Different stages of pluripotency determine distinct patterns of proliferation, metabolism, and lineage commitment of embryonic stem cells under hypoxia.

Oxygen tension is an important component of the stem cell microenvironment. Herein, we have studied the effect of low oxygen levels (2% O(2)), or hypoxia, in the expansion of mouse embryonic stem (ES) cells. In the presence of leukemia inhibitory factor (LIF), cell proliferation was reduced under hypoxia and a simultaneous reduction in cell viability was also observed. Morphological changes and different cell cycle patterns were observed, suggesting some early differentiation under hypoxic conditions.
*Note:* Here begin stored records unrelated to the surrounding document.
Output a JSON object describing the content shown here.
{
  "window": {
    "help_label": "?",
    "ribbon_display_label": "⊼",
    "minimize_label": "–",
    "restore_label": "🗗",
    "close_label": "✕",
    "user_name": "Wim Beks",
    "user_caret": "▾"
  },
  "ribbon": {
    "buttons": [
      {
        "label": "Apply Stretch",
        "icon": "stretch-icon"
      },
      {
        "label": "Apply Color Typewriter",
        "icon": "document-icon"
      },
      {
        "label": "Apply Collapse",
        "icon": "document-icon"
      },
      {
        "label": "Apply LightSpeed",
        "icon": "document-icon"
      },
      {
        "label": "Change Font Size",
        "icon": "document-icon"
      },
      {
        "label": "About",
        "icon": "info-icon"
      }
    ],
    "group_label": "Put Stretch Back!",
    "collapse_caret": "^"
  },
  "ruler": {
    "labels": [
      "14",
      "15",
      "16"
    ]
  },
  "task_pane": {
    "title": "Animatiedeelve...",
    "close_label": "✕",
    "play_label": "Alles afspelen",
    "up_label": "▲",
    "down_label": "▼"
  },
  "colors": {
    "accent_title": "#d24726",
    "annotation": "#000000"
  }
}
However, when cells were maintained in a ground state of pluripotency, by inhibition of autocrine FGF4/ERK and GSK3 signaling, hypoxia did not affect cell proliferation, and did not induce early differentiation. As expected, there was an increase in lactate-specific production rate and a significant increase in the glucose consumption under hypoxic conditions. Nevertheless, during neural commitment, low oxygen tension exerted a positive effect on early differentiation of ground-state ES cells, resulting in a faster commitment toward neural progenitors. Overall our results demonstrate the need to specifically regulate the oxygen content, especially hypoxia, along with other culture conditions, when developing new strategies for ES cell expansion and/or controlled differentiation.